Dataclass fields which are themselves dataclass can be "flattened" into the owning one by using `flatten` metadata. Then, when the class is (de)serialized, "flattened" fields will be (de)serialized at the same level as the owning class.

```python
{!flattened.py!}
```

!!! note
    Generated JSON schema use [`unevaluatedProperties` keyword](https://json-schema.org/understanding-json-schema/reference/object.html?highlight=unevaluated#unevaluated-properties).

This feature is very convenient for building model by composing smaller components. If some kind of reuse could also be achieved with inheritance, it can be less practical when it comes to use it in code, because there is no easy way to build an inherited class when you have an instance of the super class; you have to copy all the fields by hand. On the other hand, using composition (of flattened fields), it's easy to instantiate the class when the smaller component is just a field of it.

## FAQ

#### Why isn't `Iterable` handled with other collection types?
Iterable could be handled (actually, it was at the beginning), however, this doesn't really make sense from a data point of view. Iterables are computation objects, they can be infinite, etc. They don't correspond to a serialized data; `Collection` is way more appropriate in this context.
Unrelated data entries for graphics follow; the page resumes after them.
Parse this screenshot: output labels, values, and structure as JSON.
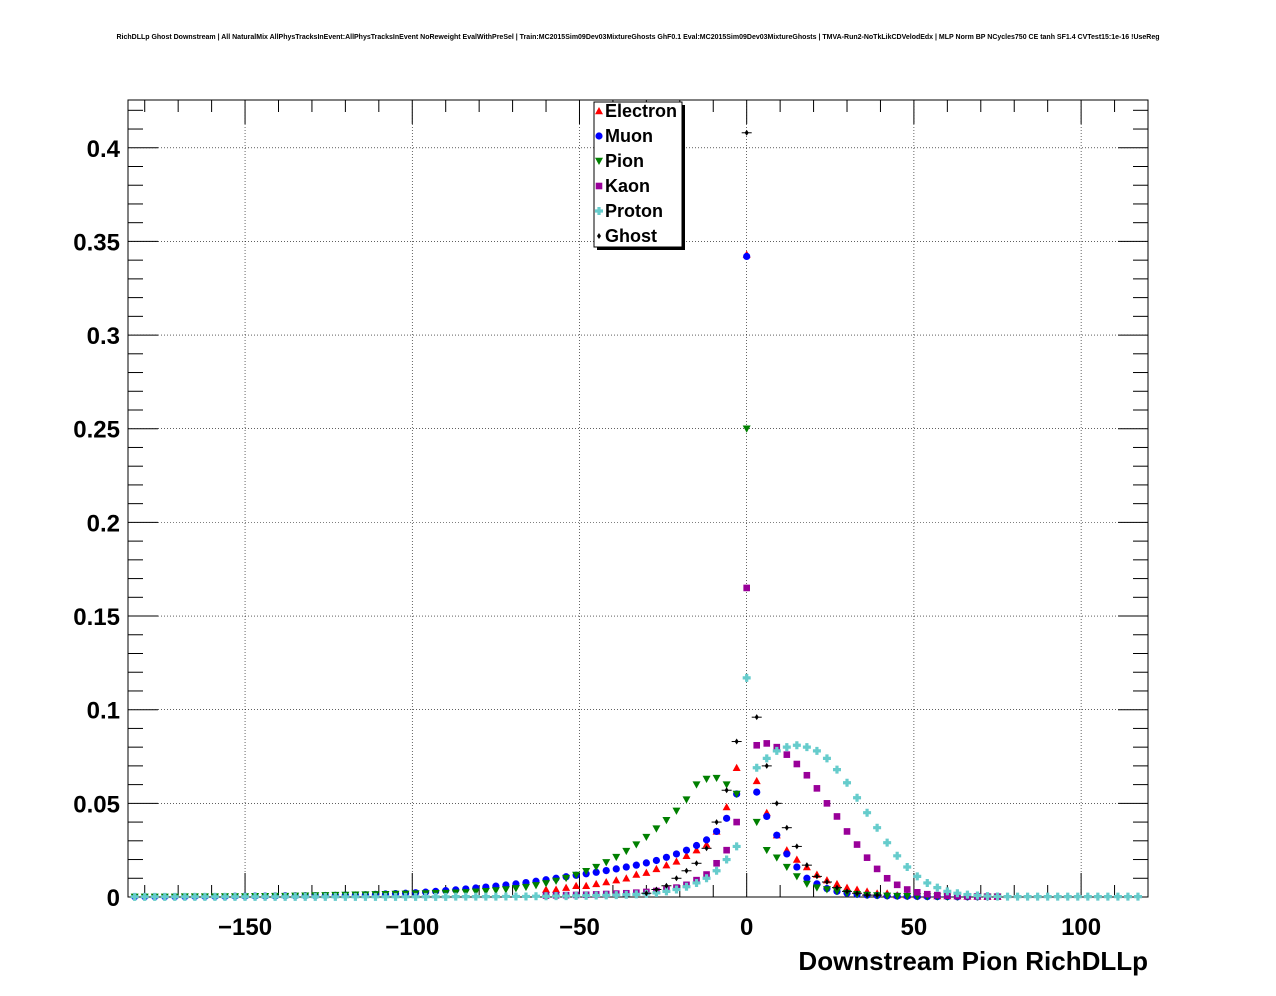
{
  "chart_data": {
    "type": "scatter",
    "title": "RichDLLp Ghost Downstream | All NaturalMix AllPhysTracksInEvent:AllPhysTracksInEvent NoReweight EvalWithPreSel | Train:MC2015Sim09Dev03MixtureGhosts GhF0.1 Eval:MC2015Sim09Dev03MixtureGhosts | TMVA-Run2-NoTkLikCDVelodEdx | MLP Norm BP NCycles750 CE tanh SF1.4 CVTest15:1e-16 !UseReg",
    "xlabel": "Downstream Pion RichDLLp",
    "ylabel": "",
    "xlim": [
      -185,
      120
    ],
    "ylim": [
      0,
      0.4255
    ],
    "x_ticks": [
      -150,
      -100,
      -50,
      0,
      50,
      100
    ],
    "x_tick_labels": [
      "−150",
      "−100",
      "−50",
      "0",
      "50",
      "100"
    ],
    "y_ticks": [
      0,
      0.05,
      0.1,
      0.15,
      0.2,
      0.25,
      0.3,
      0.35,
      0.4
    ],
    "y_tick_labels": [
      "0",
      "0.05",
      "0.1",
      "0.15",
      "0.2",
      "0.25",
      "0.3",
      "0.35",
      "0.4"
    ],
    "grid": true,
    "legend_position": "top-center",
    "series": [
      {
        "name": "Electron",
        "color": "#ff0000",
        "marker": "triangle-up",
        "x": [
          -60,
          -57,
          -54,
          -51,
          -48,
          -45,
          -42,
          -39,
          -36,
          -33,
          -30,
          -27,
          -24,
          -21,
          -18,
          -15,
          -12,
          -9,
          -6,
          -3,
          0,
          3,
          6,
          9,
          12,
          15,
          18,
          21,
          24,
          27,
          30,
          33,
          36,
          39,
          42,
          45,
          48,
          51,
          54,
          57,
          60,
          63,
          66,
          69,
          72,
          75
        ],
        "y": [
          0.004,
          0.004,
          0.005,
          0.006,
          0.006,
          0.007,
          0.008,
          0.009,
          0.01,
          0.012,
          0.013,
          0.015,
          0.017,
          0.019,
          0.022,
          0.025,
          0.028,
          0.035,
          0.048,
          0.069,
          0.343,
          0.062,
          0.045,
          0.033,
          0.025,
          0.02,
          0.016,
          0.012,
          0.009,
          0.007,
          0.005,
          0.004,
          0.003,
          0.002,
          0.002,
          0.001,
          0.001,
          0.001,
          0.001,
          0.0005,
          0.0005,
          0.0005,
          0.0003,
          0.0003,
          0.0002,
          0.0002
        ]
      },
      {
        "name": "Muon",
        "color": "#0000ff",
        "marker": "circle",
        "x": [
          -183,
          -180,
          -177,
          -174,
          -171,
          -168,
          -165,
          -162,
          -159,
          -156,
          -153,
          -150,
          -147,
          -144,
          -141,
          -138,
          -135,
          -132,
          -129,
          -126,
          -123,
          -120,
          -117,
          -114,
          -111,
          -108,
          -105,
          -102,
          -99,
          -96,
          -93,
          -90,
          -87,
          -84,
          -81,
          -78,
          -75,
          -72,
          -69,
          -66,
          -63,
          -60,
          -57,
          -54,
          -51,
          -48,
          -45,
          -42,
          -39,
          -36,
          -33,
          -30,
          -27,
          -24,
          -21,
          -18,
          -15,
          -12,
          -9,
          -6,
          -3,
          0,
          3,
          6,
          9,
          12,
          15,
          18,
          21,
          24,
          27,
          30,
          33,
          36,
          39,
          42,
          45,
          48,
          51,
          54,
          57,
          60,
          63,
          66,
          69,
          72,
          75
        ],
        "y": [
          0.0002,
          0.0002,
          0.0002,
          0.0002,
          0.0002,
          0.0002,
          0.0003,
          0.0003,
          0.0003,
          0.0003,
          0.0004,
          0.0004,
          0.0005,
          0.0005,
          0.0005,
          0.0006,
          0.0006,
          0.0007,
          0.0007,
          0.0008,
          0.0009,
          0.001,
          0.0011,
          0.0012,
          0.0014,
          0.0016,
          0.0018,
          0.002,
          0.0023,
          0.0026,
          0.003,
          0.0034,
          0.0038,
          0.0043,
          0.0048,
          0.0053,
          0.0058,
          0.0064,
          0.007,
          0.0077,
          0.0084,
          0.0092,
          0.01,
          0.0108,
          0.0116,
          0.0124,
          0.0132,
          0.0141,
          0.015,
          0.016,
          0.017,
          0.0182,
          0.0195,
          0.0212,
          0.023,
          0.025,
          0.0275,
          0.0305,
          0.035,
          0.042,
          0.055,
          0.342,
          0.056,
          0.043,
          0.033,
          0.023,
          0.016,
          0.01,
          0.007,
          0.0045,
          0.003,
          0.002,
          0.0014,
          0.001,
          0.0008,
          0.0006,
          0.0005,
          0.0004,
          0.0003,
          0.0002,
          0.0002,
          0.0002,
          0.0001,
          0.0001,
          0.0001,
          0.0001,
          0.0001
        ]
      },
      {
        "name": "Pion",
        "color": "#008000",
        "marker": "triangle-down",
        "x": [
          -183,
          -180,
          -177,
          -174,
          -171,
          -168,
          -165,
          -162,
          -159,
          -156,
          -153,
          -150,
          -147,
          -144,
          -141,
          -138,
          -135,
          -132,
          -129,
          -126,
          -123,
          -120,
          -117,
          -114,
          -111,
          -108,
          -105,
          -102,
          -99,
          -96,
          -93,
          -90,
          -87,
          -84,
          -81,
          -78,
          -75,
          -72,
          -69,
          -66,
          -63,
          -60,
          -57,
          -54,
          -51,
          -48,
          -45,
          -42,
          -39,
          -36,
          -33,
          -30,
          -27,
          -24,
          -21,
          -18,
          -15,
          -12,
          -9,
          -6,
          -3,
          0,
          3,
          6,
          9,
          12,
          15,
          18,
          21,
          24,
          27,
          30,
          33,
          36,
          39,
          42,
          45,
          48,
          51,
          54,
          57,
          60,
          63,
          66,
          69,
          72,
          75
        ],
        "y": [
          0.0001,
          0.0001,
          0.0001,
          0.0001,
          0.0001,
          0.0002,
          0.0002,
          0.0002,
          0.0002,
          0.0003,
          0.0003,
          0.0003,
          0.0004,
          0.0004,
          0.0005,
          0.0005,
          0.0006,
          0.0007,
          0.0008,
          0.0009,
          0.001,
          0.0011,
          0.0012,
          0.0013,
          0.0014,
          0.0015,
          0.0016,
          0.0017,
          0.0018,
          0.0019,
          0.002,
          0.0021,
          0.0023,
          0.0025,
          0.0028,
          0.0031,
          0.0035,
          0.004,
          0.0046,
          0.0053,
          0.0062,
          0.0073,
          0.0086,
          0.0101,
          0.0118,
          0.0138,
          0.016,
          0.0185,
          0.0213,
          0.0245,
          0.028,
          0.032,
          0.0365,
          0.041,
          0.046,
          0.052,
          0.06,
          0.063,
          0.0635,
          0.06,
          0.055,
          0.25,
          0.04,
          0.025,
          0.021,
          0.016,
          0.011,
          0.007,
          0.005,
          0.004,
          0.003,
          0.002,
          0.0015,
          0.001,
          0.0008,
          0.0006,
          0.0005,
          0.0004,
          0.0003,
          0.0002,
          0.0002,
          0.0001,
          0.0001,
          0.0001,
          0.0001,
          0.0001,
          0.0001
        ]
      },
      {
        "name": "Kaon",
        "color": "#990099",
        "marker": "square",
        "x": [
          -60,
          -57,
          -54,
          -51,
          -48,
          -45,
          -42,
          -39,
          -36,
          -33,
          -30,
          -27,
          -24,
          -21,
          -18,
          -15,
          -12,
          -9,
          -6,
          -3,
          0,
          3,
          6,
          9,
          12,
          15,
          18,
          21,
          24,
          27,
          30,
          33,
          36,
          39,
          42,
          45,
          48,
          51,
          54,
          57,
          60,
          63,
          66,
          69,
          72,
          75
        ],
        "y": [
          0.0008,
          0.0009,
          0.001,
          0.0011,
          0.0012,
          0.0014,
          0.0016,
          0.0018,
          0.002,
          0.0023,
          0.0027,
          0.0032,
          0.004,
          0.005,
          0.0065,
          0.009,
          0.012,
          0.018,
          0.025,
          0.04,
          0.165,
          0.081,
          0.082,
          0.08,
          0.076,
          0.071,
          0.065,
          0.058,
          0.05,
          0.043,
          0.035,
          0.028,
          0.021,
          0.015,
          0.01,
          0.0065,
          0.004,
          0.0025,
          0.0015,
          0.001,
          0.0007,
          0.0005,
          0.0004,
          0.0003,
          0.0002,
          0.0002
        ]
      },
      {
        "name": "Proton",
        "color": "#66cccc",
        "marker": "cross",
        "x": [
          -183,
          -180,
          -177,
          -174,
          -171,
          -168,
          -165,
          -162,
          -159,
          -156,
          -153,
          -150,
          -147,
          -144,
          -141,
          -138,
          -135,
          -132,
          -129,
          -126,
          -123,
          -120,
          -117,
          -114,
          -111,
          -108,
          -105,
          -102,
          -99,
          -96,
          -93,
          -90,
          -87,
          -84,
          -81,
          -78,
          -75,
          -72,
          -69,
          -66,
          -63,
          -60,
          -57,
          -54,
          -51,
          -48,
          -45,
          -42,
          -39,
          -36,
          -33,
          -30,
          -27,
          -24,
          -21,
          -18,
          -15,
          -12,
          -9,
          -6,
          -3,
          0,
          3,
          6,
          9,
          12,
          15,
          18,
          21,
          24,
          27,
          30,
          33,
          36,
          39,
          42,
          45,
          48,
          51,
          54,
          57,
          60,
          63,
          66,
          69,
          72,
          75,
          78,
          81,
          84,
          87,
          90,
          93,
          96,
          99,
          102,
          105,
          108,
          111,
          114,
          117
        ],
        "y": [
          0.0001,
          0.0001,
          0.0001,
          0.0001,
          0.0001,
          0.0001,
          0.0001,
          0.0001,
          0.0001,
          0.0001,
          0.0001,
          0.0001,
          0.0001,
          0.0001,
          0.0001,
          0.0001,
          0.0001,
          0.0001,
          0.0001,
          0.0001,
          0.0001,
          0.0001,
          0.0001,
          0.0001,
          0.0001,
          0.0001,
          0.0001,
          0.0001,
          0.0001,
          0.0001,
          0.0001,
          0.0001,
          0.0002,
          0.0002,
          0.0002,
          0.0002,
          0.0002,
          0.0003,
          0.0003,
          0.0003,
          0.0004,
          0.0004,
          0.0005,
          0.0005,
          0.0006,
          0.0007,
          0.0008,
          0.0009,
          0.001,
          0.0012,
          0.0014,
          0.0017,
          0.0022,
          0.003,
          0.004,
          0.0055,
          0.0075,
          0.01,
          0.014,
          0.02,
          0.027,
          0.117,
          0.069,
          0.074,
          0.078,
          0.08,
          0.081,
          0.08,
          0.078,
          0.074,
          0.068,
          0.061,
          0.053,
          0.045,
          0.037,
          0.029,
          0.022,
          0.016,
          0.011,
          0.0075,
          0.005,
          0.003,
          0.002,
          0.0013,
          0.0008,
          0.0005,
          0.0003,
          0.0002,
          0.0002,
          0.0002,
          0.0002,
          0.0002,
          0.0002,
          0.0002,
          0.0002,
          0.0002,
          0.0002,
          0.0002,
          0.0002,
          0.0002,
          0.0002
        ]
      },
      {
        "name": "Ghost",
        "color": "#000000",
        "marker": "diamond",
        "x": [
          -30,
          -27,
          -24,
          -21,
          -18,
          -15,
          -12,
          -9,
          -6,
          -3,
          0,
          3,
          6,
          9,
          12,
          15,
          18,
          21,
          24,
          27,
          30,
          33,
          36,
          39
        ],
        "y": [
          0.002,
          0.004,
          0.006,
          0.01,
          0.014,
          0.018,
          0.026,
          0.04,
          0.057,
          0.083,
          0.408,
          0.096,
          0.07,
          0.05,
          0.037,
          0.027,
          0.017,
          0.011,
          0.008,
          0.005,
          0.003,
          0.002,
          0.001,
          0.001
        ]
      }
    ]
  }
}
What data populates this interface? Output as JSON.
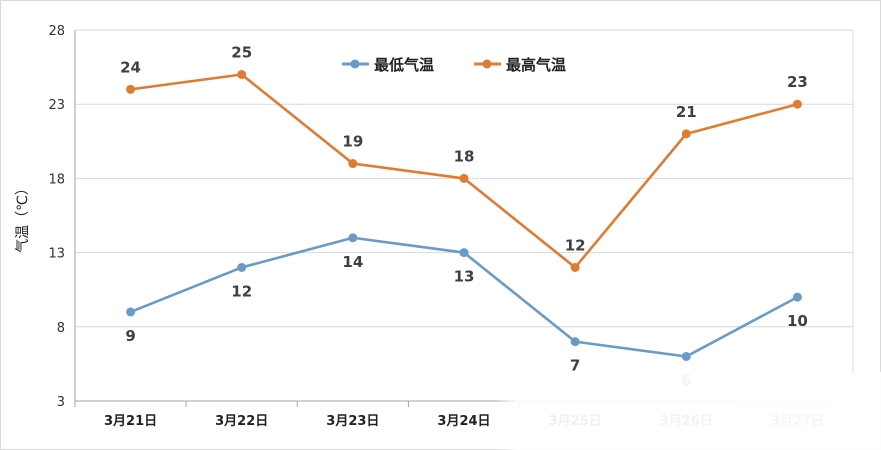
{
  "chart_data": {
    "type": "line",
    "categories": [
      "3月21日",
      "3月22日",
      "3月23日",
      "3月24日",
      "3月25日",
      "3月26日",
      "3月27日"
    ],
    "series": [
      {
        "name": "最低气温",
        "values": [
          9,
          12,
          14,
          13,
          7,
          6,
          10
        ],
        "color": "#6a9bc8"
      },
      {
        "name": "最高气温",
        "values": [
          24,
          25,
          19,
          18,
          12,
          21,
          23
        ],
        "color": "#e07b32"
      }
    ],
    "ylabel": "气温（℃）",
    "yticks": [
      3,
      8,
      13,
      18,
      23,
      28
    ],
    "ylim": [
      3,
      28
    ],
    "grid": true,
    "legend_position": "top-center"
  }
}
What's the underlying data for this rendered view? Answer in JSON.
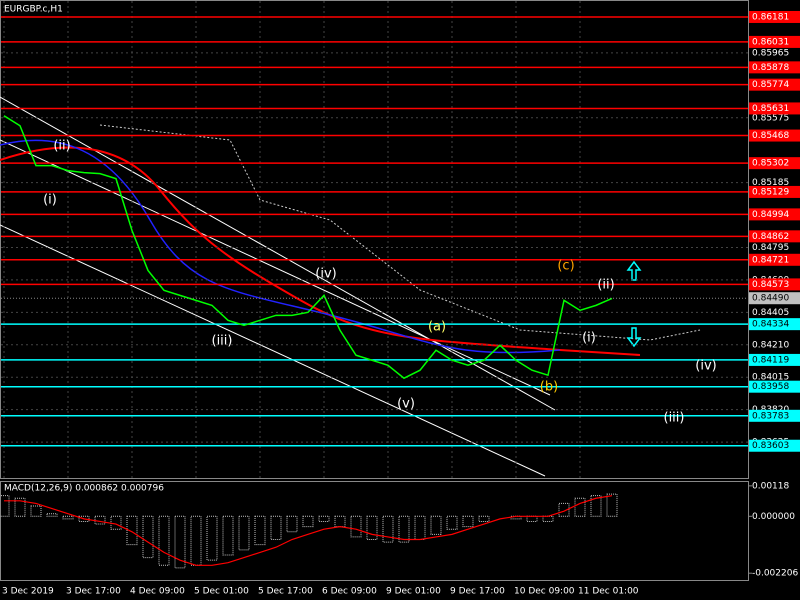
{
  "chart_data": [
    {
      "type": "line",
      "title": "EURGBP.c,H1",
      "color": "#00ff00",
      "categories": [
        "3 Dec 2019",
        null,
        null,
        null,
        "3 Dec 17:00",
        null,
        null,
        null,
        "4 Dec 09:00",
        null,
        null,
        null,
        "5 Dec 01:00",
        null,
        null,
        null,
        "5 Dec 17:00",
        null,
        null,
        null,
        "6 Dec 09:00",
        null,
        null,
        null,
        "9 Dec 01:00",
        null,
        null,
        null,
        "9 Dec 17:00",
        null,
        null,
        null,
        "10 Dec 09:00",
        null,
        null,
        null,
        "11 Dec 01:00",
        null,
        null
      ],
      "values": [
        0.85587,
        0.85527,
        0.85287,
        0.85287,
        0.85257,
        0.85245,
        0.85239,
        0.85209,
        0.84897,
        0.84657,
        0.84537,
        0.84507,
        0.84477,
        0.84447,
        0.84357,
        0.84327,
        0.84357,
        0.84387,
        0.84387,
        0.84405,
        0.84507,
        0.84297,
        0.84147,
        0.84117,
        0.84087,
        0.84009,
        0.84057,
        0.84177,
        0.84117,
        0.84087,
        0.84117,
        0.84207,
        0.84117,
        0.84057,
        0.84027,
        0.84477,
        0.84417,
        0.84447,
        0.84489
      ],
      "ylim": [
        0.83409,
        0.86277
      ],
      "yticks": [
        0.85965,
        0.85575,
        0.85185,
        0.84795,
        {
          "value": 0.846,
          "label": "0.84600"
        },
        0.84405,
        {
          "value": 0.8421,
          "label": "0.84210"
        },
        0.84015,
        {
          "value": 0.8382,
          "label": "0.83820"
        },
        0.83625
      ],
      "grid": true,
      "levels": [
        {
          "value": 0.86181,
          "color": "#ff0000"
        },
        {
          "value": 0.86031,
          "color": "#ff0000"
        },
        {
          "value": 0.85878,
          "color": "#ff0000"
        },
        {
          "value": 0.85774,
          "color": "#ff0000"
        },
        {
          "value": 0.85631,
          "color": "#ff0000"
        },
        {
          "value": 0.85468,
          "color": "#ff0000"
        },
        {
          "value": 0.85302,
          "color": "#ff0000"
        },
        {
          "value": 0.85129,
          "color": "#ff0000"
        },
        {
          "value": 0.84994,
          "color": "#ff0000"
        },
        {
          "value": 0.84862,
          "color": "#ff0000"
        },
        {
          "value": 0.84721,
          "color": "#ff0000"
        },
        {
          "value": 0.84573,
          "color": "#ff0000"
        },
        {
          "value": 0.84334,
          "color": "#00ffff"
        },
        {
          "value": 0.84119,
          "color": "#00ffff"
        },
        {
          "value": 0.83958,
          "color": "#00ffff"
        },
        {
          "value": 0.83783,
          "color": "#00ffff"
        },
        {
          "value": 0.83603,
          "color": "#00ffff"
        }
      ],
      "current_price": {
        "value": 0.8449,
        "label": "0.84490"
      },
      "annotations": [
        {
          "text": "(i)",
          "color": "#ffffff"
        },
        {
          "text": "(ii)",
          "color": "#ffffff"
        },
        {
          "text": "(iii)",
          "color": "#ffffff"
        },
        {
          "text": "(iv)",
          "color": "#ffffff"
        },
        {
          "text": "(v)",
          "color": "#ffffff"
        },
        {
          "text": "(a)",
          "color": "#ffff66"
        },
        {
          "text": "(b)",
          "color": "#ffcc00"
        },
        {
          "text": "(c)",
          "color": "#ffa500"
        },
        {
          "text": "(ii)",
          "color": "#ffffff"
        },
        {
          "text": "(i)",
          "color": "#ffffff"
        },
        {
          "text": "(iv)",
          "color": "#ffffff"
        },
        {
          "text": "(iii)",
          "color": "#ffffff"
        }
      ]
    },
    {
      "type": "bar",
      "title": "MACD(12,26,9) 0.000862 0.000796",
      "ylim": [
        -0.00247,
        0.00133
      ],
      "yticks": [
        0.00118,
        {
          "value": 0,
          "label": "0.000000"
        },
        -0.002206
      ],
      "series": [
        {
          "color": "#c0c0c0",
          "values": [
            0.0008,
            0.0007,
            0.0004,
            0.0001,
            -0.0001,
            -0.0002,
            -0.0003,
            -0.0005,
            -0.0011,
            -0.0016,
            -0.0019,
            -0.002,
            -0.0019,
            -0.0017,
            -0.0015,
            -0.0013,
            -0.0011,
            -0.0009,
            -0.0006,
            -0.0004,
            -0.0002,
            -0.0004,
            -0.0008,
            -0.0009,
            -0.001,
            -0.001,
            -0.0009,
            -0.0007,
            -0.0005,
            -0.0004,
            -0.0002,
            0,
            -0.0001,
            -0.0002,
            -0.0002,
            0.0005,
            0.0007,
            0.0008,
            0.00086
          ]
        },
        {
          "color": "#ff0000",
          "values": [
            0.0006,
            0.0006,
            0.0005,
            0.0003,
            0.0001,
            -0.0001,
            -0.0002,
            -0.0003,
            -0.0006,
            -0.001,
            -0.0014,
            -0.0017,
            -0.0019,
            -0.0019,
            -0.0018,
            -0.0016,
            -0.0014,
            -0.0012,
            -0.0009,
            -0.0007,
            -0.0005,
            -0.0004,
            -0.0005,
            -0.0007,
            -0.0008,
            -0.0009,
            -0.0009,
            -0.0008,
            -0.0007,
            -0.0005,
            -0.0003,
            -0.0001,
            0,
            0,
            0,
            0.0002,
            0.0005,
            0.0007,
            0.0008
          ]
        }
      ]
    }
  ]
}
#### What happens if I override dataclass `__init__`?
*apischema* always assumes that dataclass `__init__` can be called with all its fields as kwargs parameters. If that's no longer the case after a modification of `__init__` (what means if an exception is thrown when the constructor is called because of bad parameters), *apischema* treats then the class as [not supported](#unsupported-types).